We want to prove there is a statistically signficant difference in delay activity between airlines

t.test(tidy[tidy$airline == 'AM West', "ratio_delayed"], tidy[tidy$airline == 'Alaska', "ratio_delayed"], paired = TRUE)
## 
##  Paired t-test
## 
## data:  tidy[tidy$airline == "AM West", "ratio_delayed"] and tidy[tidy$airline == "Alaska", "ratio_delayed"]

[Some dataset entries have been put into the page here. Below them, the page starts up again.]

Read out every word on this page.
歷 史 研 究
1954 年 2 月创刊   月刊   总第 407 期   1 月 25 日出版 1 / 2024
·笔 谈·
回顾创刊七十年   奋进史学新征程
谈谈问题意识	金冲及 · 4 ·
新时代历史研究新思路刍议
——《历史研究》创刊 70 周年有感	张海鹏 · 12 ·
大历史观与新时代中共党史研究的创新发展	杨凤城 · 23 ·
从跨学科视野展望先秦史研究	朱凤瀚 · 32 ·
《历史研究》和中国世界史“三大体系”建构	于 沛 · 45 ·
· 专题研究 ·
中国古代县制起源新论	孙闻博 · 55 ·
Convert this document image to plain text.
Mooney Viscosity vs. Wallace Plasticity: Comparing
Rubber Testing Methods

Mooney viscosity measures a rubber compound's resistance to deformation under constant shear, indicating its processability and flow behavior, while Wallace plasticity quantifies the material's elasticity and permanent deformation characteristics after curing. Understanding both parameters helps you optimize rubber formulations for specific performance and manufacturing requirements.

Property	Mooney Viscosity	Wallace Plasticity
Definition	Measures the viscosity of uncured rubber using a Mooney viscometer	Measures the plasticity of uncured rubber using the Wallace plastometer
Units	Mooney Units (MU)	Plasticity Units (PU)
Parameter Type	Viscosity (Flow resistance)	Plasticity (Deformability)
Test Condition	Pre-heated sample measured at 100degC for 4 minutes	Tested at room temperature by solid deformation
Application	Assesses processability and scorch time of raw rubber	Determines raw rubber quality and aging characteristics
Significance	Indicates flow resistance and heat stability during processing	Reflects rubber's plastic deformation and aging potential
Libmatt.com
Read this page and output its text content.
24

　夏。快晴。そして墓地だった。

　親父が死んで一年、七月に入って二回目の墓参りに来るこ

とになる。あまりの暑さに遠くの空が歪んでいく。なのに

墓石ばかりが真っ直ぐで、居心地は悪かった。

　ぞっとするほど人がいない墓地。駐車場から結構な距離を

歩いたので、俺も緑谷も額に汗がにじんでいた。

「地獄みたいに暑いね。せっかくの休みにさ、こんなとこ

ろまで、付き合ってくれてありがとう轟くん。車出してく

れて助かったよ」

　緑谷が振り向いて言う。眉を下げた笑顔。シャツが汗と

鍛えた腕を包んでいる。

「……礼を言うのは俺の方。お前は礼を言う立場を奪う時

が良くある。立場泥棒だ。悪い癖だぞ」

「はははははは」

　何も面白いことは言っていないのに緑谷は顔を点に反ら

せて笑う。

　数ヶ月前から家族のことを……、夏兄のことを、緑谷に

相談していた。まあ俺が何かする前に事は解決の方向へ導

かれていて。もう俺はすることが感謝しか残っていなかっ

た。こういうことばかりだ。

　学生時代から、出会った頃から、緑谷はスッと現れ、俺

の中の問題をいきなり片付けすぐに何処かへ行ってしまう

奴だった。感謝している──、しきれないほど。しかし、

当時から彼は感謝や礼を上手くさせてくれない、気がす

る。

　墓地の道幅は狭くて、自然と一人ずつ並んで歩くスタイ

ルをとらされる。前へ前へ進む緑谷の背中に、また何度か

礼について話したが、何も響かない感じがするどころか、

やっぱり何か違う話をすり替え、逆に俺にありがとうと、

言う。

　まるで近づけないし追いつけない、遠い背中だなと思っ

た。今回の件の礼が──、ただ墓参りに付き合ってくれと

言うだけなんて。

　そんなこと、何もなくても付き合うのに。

## t = 3.8037, df = 4, p-value = 0.01904
## alternative hypothesis: true difference in means is not equal to 0
## 95 percent confidence interval:
##  0.01777701 0.11386950
## sample estimates:
## mean of the differences 
##              0.06582325
by_airline %>% select(2:3) %>% chisq.test()
## 
##  Pearson's Chi-squared test with Yates' continuity correction
## 
## data:  .
## X-squared = 10.456, df = 1, p-value = 0.001223

Both indicate a differance at a .05 level of significance. The chi squared test is has much more statistical power because it differentiates between many observations and few observations. For instance, the T test does not differentiate between 1 delay in 4 flights and 2500 delays in 10,000 flights. This can be seen through the much high p value with this data.